Environment Minister Dr Mariyam Shakeela has announced plans to develop a cooling system at Ibrahim Nasir International Airport (INIA) that will make use of seawater to reduce reliance on fossil fuels at the site, according to local media.

“We can try to create energy with seawater and use it to cool places. We are looking to cool the entire airport using water taken from around 1,000 metres below the surface of the sea in the near future,” she was quoted as saying by local newspaper Haveeru during a ceremony held yesterday (July 23).

Speaking at the event, Dr Shakeela reportedly highlighted the importance of enhancing the use of renewable energy in the Maldives, while also identifying a lack of “positive response” from state institutions in curbing use of fossil fuels or adopting alternative technologies like solar and wind energy.

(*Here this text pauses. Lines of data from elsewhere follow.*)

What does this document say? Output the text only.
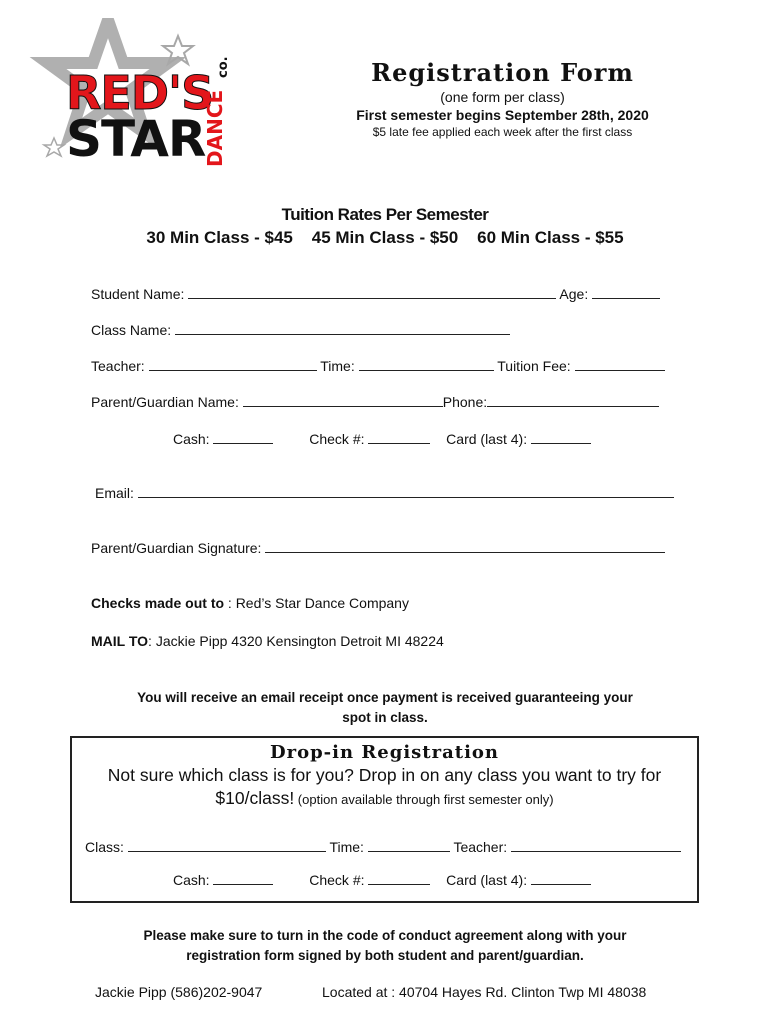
RED'S
STAR
DANCE
co.	Registration Form
(one form per class)
First semester begins September 28th, 2020
$5 late fee applied each week after the first class
Tuition Rates Per Semester
30 Min Class - $45    45 Min Class - $50    60 Min Class - $55
Student Name:	Age:
Class Name:
Teacher:	Time:	Tuition Fee:
Parent/Guardian Name:	Phone:
Cash:	Check #:	Card (last 4):
Email:
Parent/Guardian Signature:
Checks made out to : Red’s Star Dance Company
MAIL TO: Jackie Pipp 4320 Kensington Detroit MI 48224
You will receive an email receipt once payment is received guaranteeing your
spot in class.
Drop-in Registration
Not sure which class is for you? Drop in on any class you want to try for
$10/class! (option available through first semester only)
Class:	Time:	Teacher:
Cash:	Check #:	Card (last 4):
Please make sure to turn in the code of conduct agreement along with your
registration form signed by both student and parent/guardian.
Jackie Pipp (586)202-9047	Located at : 40704 Hayes Rd. Clinton Twp MI 48038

The announcement was made after participants in attendance at the Maldives International Renewable Energy Investors Conference last month claimed political instability was presently a major concern hampering foreign investment in the sector.

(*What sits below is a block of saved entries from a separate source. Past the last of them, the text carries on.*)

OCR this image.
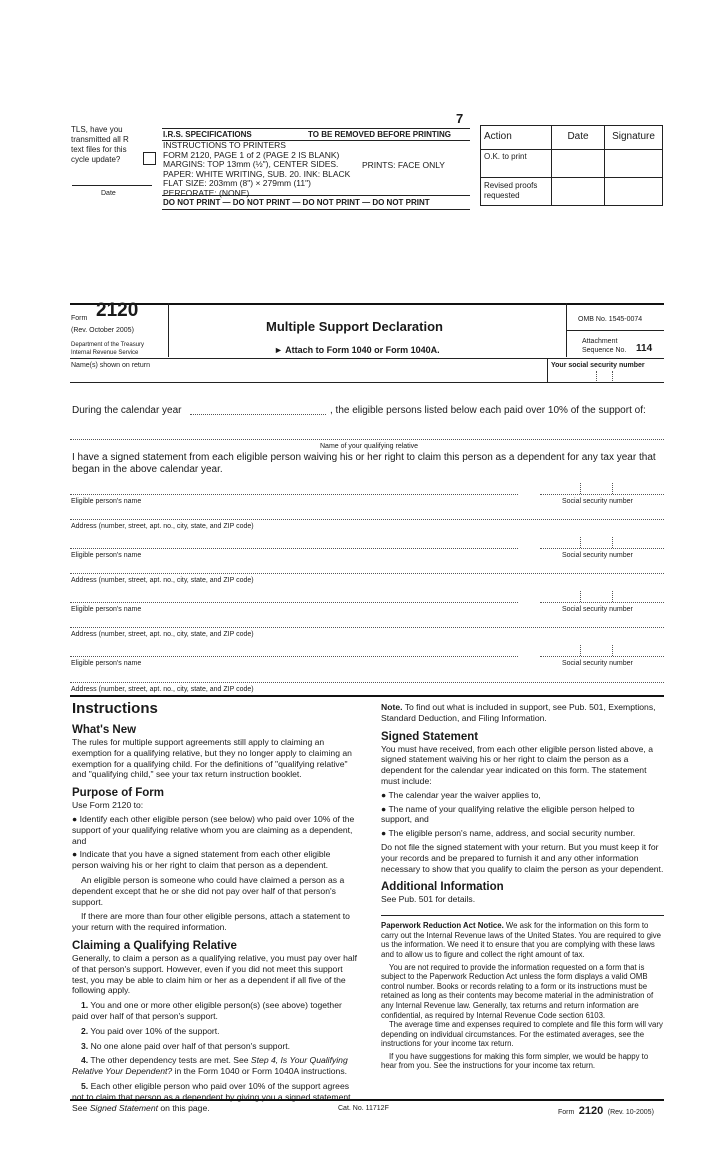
7
TLS, have you
transmitted all R
text files for this
cycle update?
Date
I.R.S. SPECIFICATIONS	TO BE REMOVED BEFORE PRINTING
INSTRUCTIONS TO PRINTERS
FORM 2120, PAGE 1 of 2 (PAGE 2 IS BLANK)
MARGINS: TOP 13mm (½"), CENTER SIDES.
PAPER: WHITE WRITING, SUB. 20. INK: BLACK
FLAT SIZE: 203mm (8") × 279mm (11")
PERFORATE: (NONE)
PRINTS: FACE ONLY
DO NOT PRINT — DO NOT PRINT — DO NOT PRINT — DO NOT PRINT
Action	Date	Signature
O.K. to print		
Revised proofs requested		
Form 2120
(Rev. October 2005)
Department of the Treasury
Internal Revenue Service
Multiple Support Declaration
► Attach to Form 1040 or Form 1040A.
OMB No. 1545-0074
Attachment
Sequence No. 114
Name(s) shown on return	Your social security number
During the calendar year	, the eligible persons listed below each paid over 10% of the support of:
Name of your qualifying relative
I have a signed statement from each eligible person waiving his or her right to claim this person as a dependent for any tax year that began in the above calendar year.
Eligible person's name	Social security number
Address (number, street, apt. no., city, state, and ZIP code)
Eligible person's name	Social security number
Address (number, street, apt. no., city, state, and ZIP code)
Eligible person's name	Social security number
Address (number, street, apt. no., city, state, and ZIP code)
Eligible person's name	Social security number
Address (number, street, apt. no., city, state, and ZIP code)
Instructions
What's New
The rules for multiple support agreements still apply to claiming an exemption for a qualifying relative, but they no longer apply to claiming an exemption for a qualifying child. For the definitions of "qualifying relative" and "qualifying child," see your tax return instruction booklet.
Purpose of Form
Use Form 2120 to:
● Identify each other eligible person (see below) who paid over 10% of the support of your qualifying relative whom you are claiming as a dependent, and
● Indicate that you have a signed statement from each other eligible person waiving his or her right to claim that person as a dependent.
An eligible person is someone who could have claimed a person as a dependent except that he or she did not pay over half of that person's support.
If there are more than four other eligible persons, attach a statement to your return with the required information.
Claiming a Qualifying Relative
Generally, to claim a person as a qualifying relative, you must pay over half of that person's support. However, even if you did not meet this support test, you may be able to claim him or her as a dependent if all five of the following apply.
1. You and one or more other eligible person(s) (see above) together paid over half of that person's support.
2. You paid over 10% of the support.
3. No one alone paid over half of that person's support.
4. The other dependency tests are met. See Step 4, Is Your Qualifying Relative Your Dependent? in the Form 1040 or Form 1040A instructions.
5. Each other eligible person who paid over 10% of the support agrees not to claim that person as a dependent by giving you a signed statement. See Signed Statement on this page.
Note. To find out what is included in support, see Pub. 501, Exemptions, Standard Deduction, and Filing Information.
Signed Statement
You must have received, from each other eligible person listed above, a signed statement waiving his or her right to claim the person as a dependent for the calendar year indicated on this form. The statement must include:
● The calendar year the waiver applies to,
● The name of your qualifying relative the eligible person helped to support, and
● The eligible person's name, address, and social security number.
Do not file the signed statement with your return. But you must keep it for your records and be prepared to furnish it and any other information necessary to show that you qualify to claim the person as your dependent.
Additional Information
See Pub. 501 for details.
Paperwork Reduction Act Notice. We ask for the information on this form to carry out the Internal Revenue laws of the United States. You are required to give us the information. We need it to ensure that you are complying with these laws and to allow us to figure and collect the right amount of tax.
You are not required to provide the information requested on a form that is subject to the Paperwork Reduction Act unless the form displays a valid OMB control number. Books or records relating to a form or its instructions must be retained as long as their contents may become material in the administration of any Internal Revenue law. Generally, tax returns and return information are confidential, as required by Internal Revenue Code section 6103.
The average time and expenses required to complete and file this form will vary depending on individual circumstances. For the estimated averages, see the instructions for your income tax return.
If you have suggestions for making this form simpler, we would be happy to hear from you. See the instructions for your income tax return.
Cat. No. 11712F
Form 2120 (Rev. 10-2005)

The two day event, which concluded on June 17, aimed to facilitate long-term partnerships between international investors, project developers, energy companies and utilities groups in order to enable successful renewable energy projects throughout the Maldives.


2 thoughts on “Environment Minister announces airport seawater cooling plans”

  1. This is what happens when you put a woman in charge. She's trying to cut down the use of holy Arab oil. The less oil we import, the less influence the Arabs have on us - thus leading to gay marriage and a Church in Majeedhee Magu. Women believe in Jewish theories like global warming and sea-level rise too.

  2. Congratulation to this step.
    Few times that has been suggested to the Government 25-30 years ago - privately from me and other Diving Instructors and in a project of a Maldivian:
    To use the differences between the temperatures in the deep sea and the temperature on the surface.
    Also it was been suggested in a Tourist-Island Project from Mr. Husni - that time he was running Rannalhi. It seems that these ideas needed 30 years of time to be put into praxis.